Monsieur le Président,
Je voudrais féliciter les Etats-Unis d’Amérique pour leur accession à la Présidence du Conseil de Sécurité des Nations Unies, et vous remercier pour ce Sommet organisé sur un thème aussi important que celui de la menace posée par les combattants terroristes étrangers.
Je remercie aussi M. Banki-Moon, Secrétaire Général de l’Organisation des Nations Unies pour son brillant exposé mettant en évidence les questions pointues de sécurité dans le monde.
Le terrorisme et l’extrémisme violent constituent assurément l’un des pires fléaux de notre époque .Le phénomène des combattants étrangers que j’appelle «l’international djihadiste du 21esiècle», prend de l’ampleur et des proportions inquiétantes.
Il est grand temps que le Conseil de sécurité s’y penche pour trouver une solution adéquate.
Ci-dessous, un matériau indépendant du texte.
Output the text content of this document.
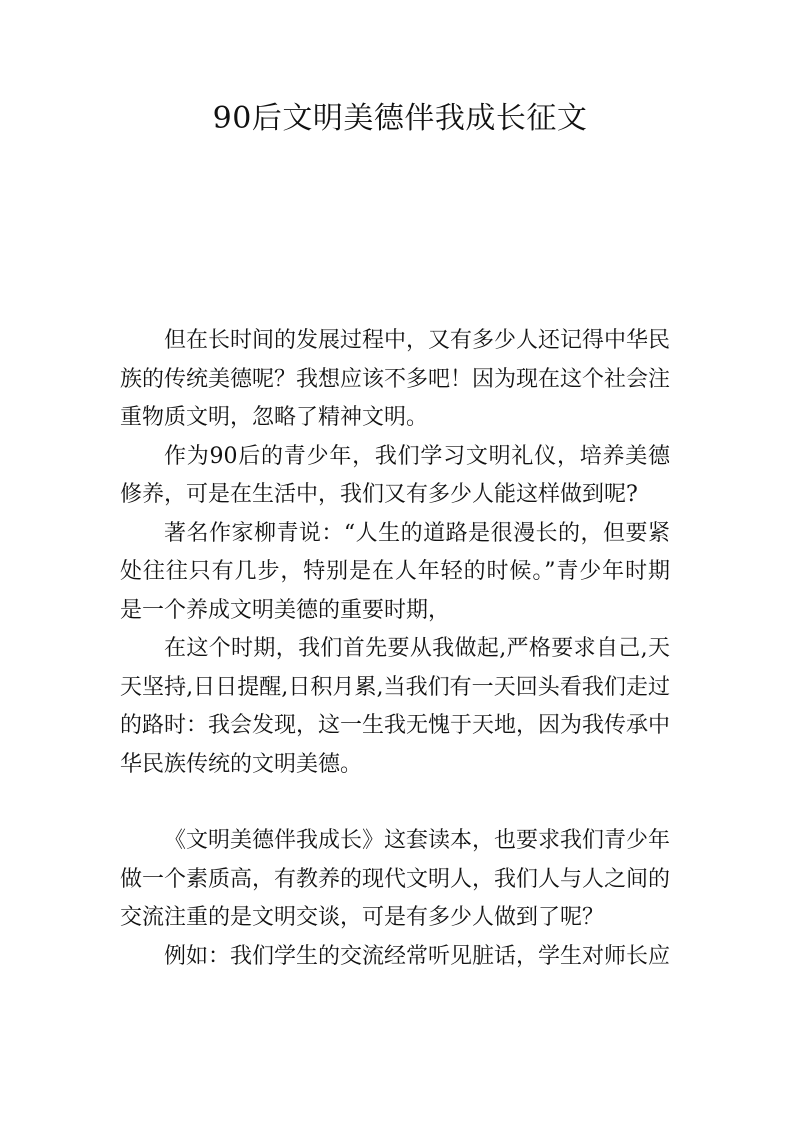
90后文明美德伴我成长征文

但在长时间的发展过程中，又有多少人还记得中华民族的传统美德呢？我想应该不多吧！因为现在这个社会注重物质文明，忽略了精神文明。

作为90后的青少年，我们学习文明礼仪，培养美德修养，可是在生活中，我们又有多少人能这样做到呢?

著名作家柳青说：“人生的道路是很漫长的，但要紧处往往只有几步，特别是在人年轻的时候。”青少年时期是一个养成文明美德的重要时期，

在这个时期，我们首先要从我做起,严格要求自己,天天坚持,日日提醒,日积月累,当我们有一天回头看我们走过的路时：我会发现，这一生我无愧于天地，因为我传承中华民族传统的文明美德。

《文明美德伴我成长》这套读本，也要求我们青少年做一个素质高，有教养的现代文明人，我们人与人之间的交流注重的是文明交谈，可是有多少人做到了呢？

例如：我们学生的交流经常听见脏话，学生对师长应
Nous saluons à cet égard, l’adoption à l’unanimité de la résolution S/2014/2178, proposée par les Etats Unis d’Amérique que mon pays a coparrainée.
Par rapport aux quatre points sur lesquels la note de cadrage du 3 septembre 2014 nous invite à nous prononcer, je ferais trois observations : la menace que constitue le phénomène des combattants étrangers, la situation et l’approche du Tchad face au phénomène en question et enfin , l’extrémisme violent et les solutions visant à l’éradiquer.
Monsieur le Président,
En ce qui concerne la menace, elle est globale et en constante évolution, car les combattants étrangers, en particulier dans les groupes terroristes tels que l’Etat islamique en Iraq et au Levant et le Front Al-Nous raviennent des 5 continents du globe et leur nombre croit de façon exponentielle. A l’heure actuelle, les estimations font état de la présence de plusieurs milliers des combattants étrangers, originaires de plus de 80 pays, venant en majorité du Moyen-Orient et des pays non-musulmans dont ceux de l’Occident. Ils sont en majorité jeunes et recrutés, entre autres, à travers l’Internet et surtout les réseaux sociaux.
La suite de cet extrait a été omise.